4. Quantity vs/ Quality
Michele has a little over 1,000 friends on Facebook. These are the people she has met through school, when she served her mission for our Church and those she has met on a daily basis. In short, these people know her already as a nurse graduate. Thus, they would trust her judgment and recommendation when she promoted a beauty product.
On the other hand, a marketing friend, (who actually sent me a message as I type this post) wanted me to like their Facebook page. The marketing friend and me didn’t have any previous correspondence in the past yet there he is, asking me to like their page without even offering the slightest value that would trigger me to take his required action.

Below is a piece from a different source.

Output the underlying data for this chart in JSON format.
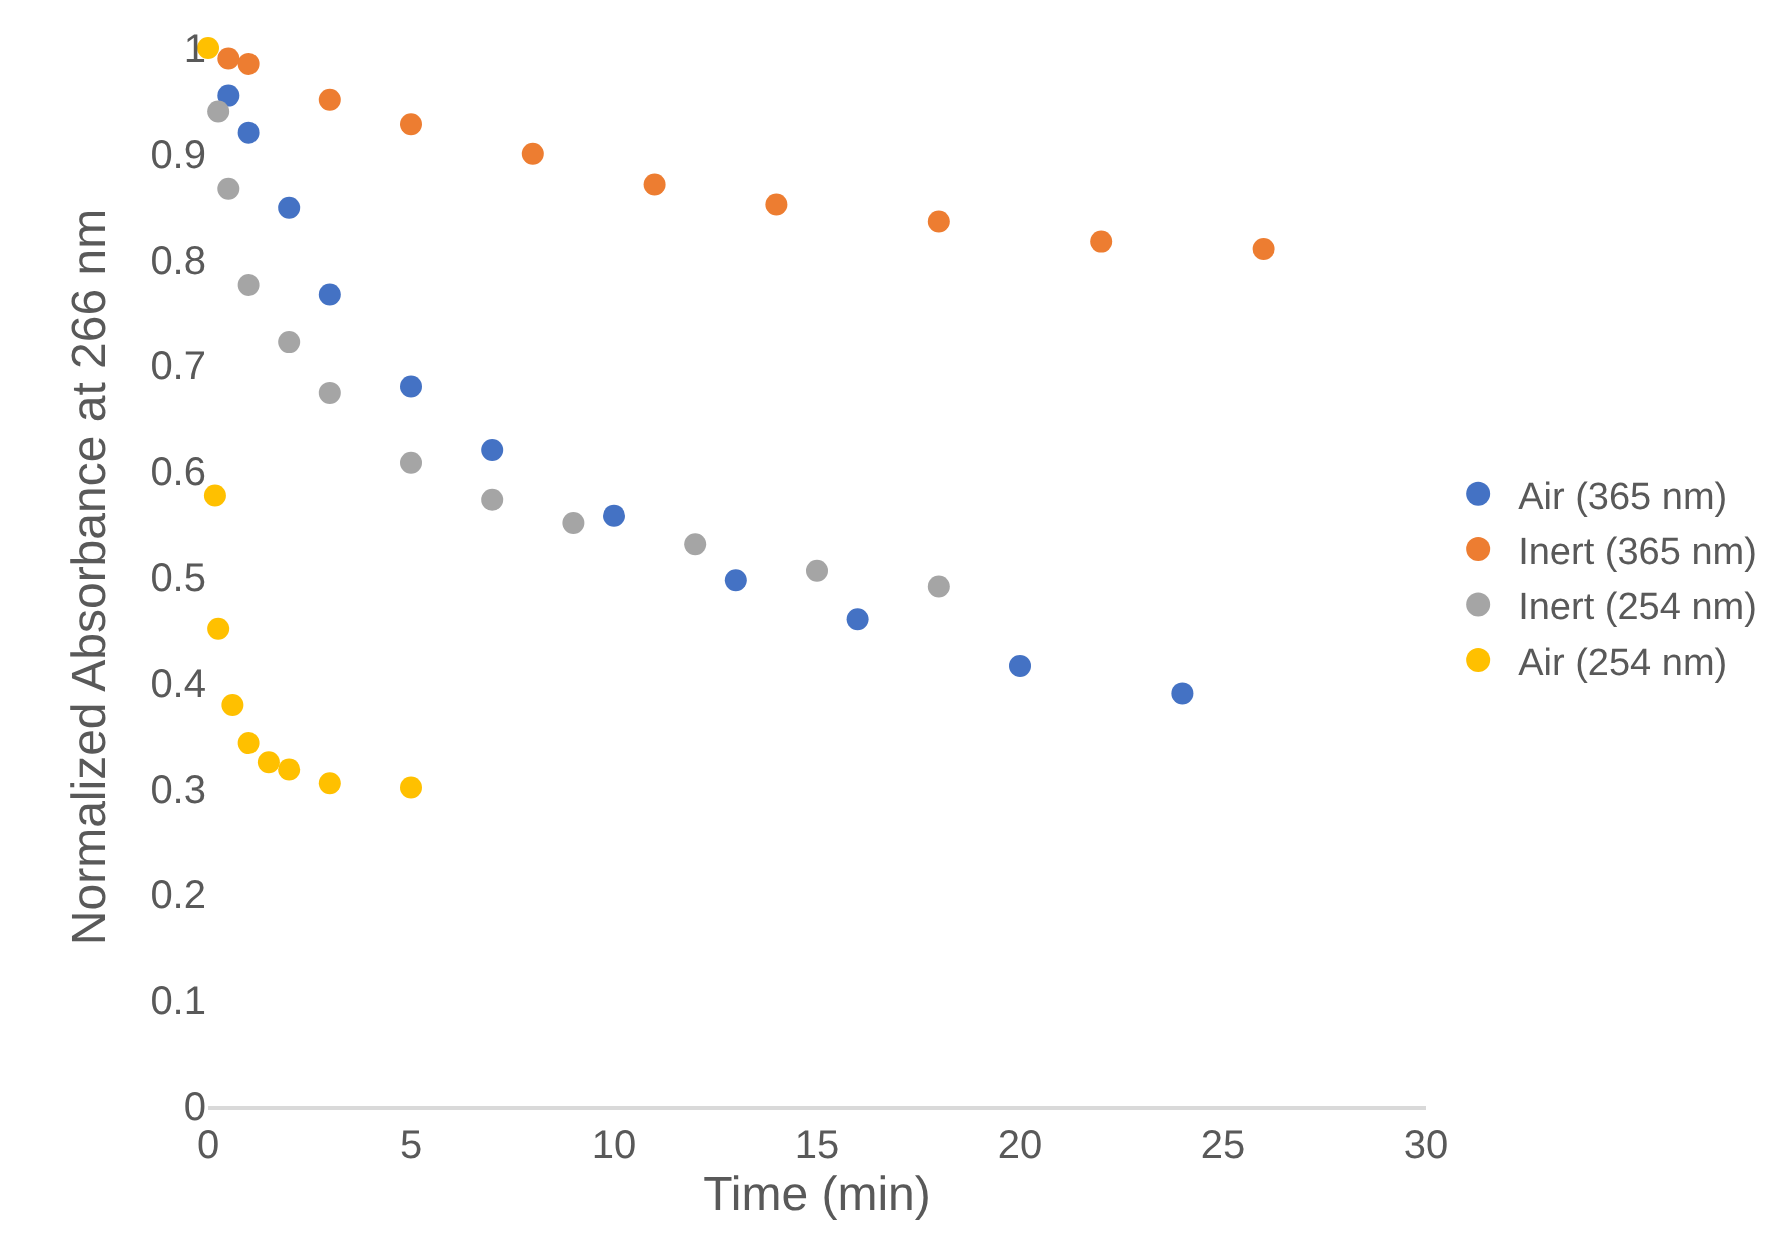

Another example is what I do for Saving is Sexy. It’s my personal finance blog where I advocate about the need to save money. While I have initially “invited” Facebook connections to like the page, I took a different strategy to make it grow. Sharing funny yet relevant photos on saving money has helped me grow the community in an organic way. Instead of bombarding my Facebook connections with links to the page, begging them to check out the page, I took control of the fact that images have higher engagement rate on Facebook. Since interesting photos have higher virality, my connections spread the photos for me which in turn gets spread by their connections. Thus, I am getting fans that actually like my Saving is Sexy page because they really like it and not just connections that I begged to like it.
My marketing friends, may we learn from my non-marketing friend. Let us not be too caught up with the end result of our marketing goals and focus on creating and providing value to all those we network with. Take personal approaches instead of just blindly marketing to just about anyone within our reach.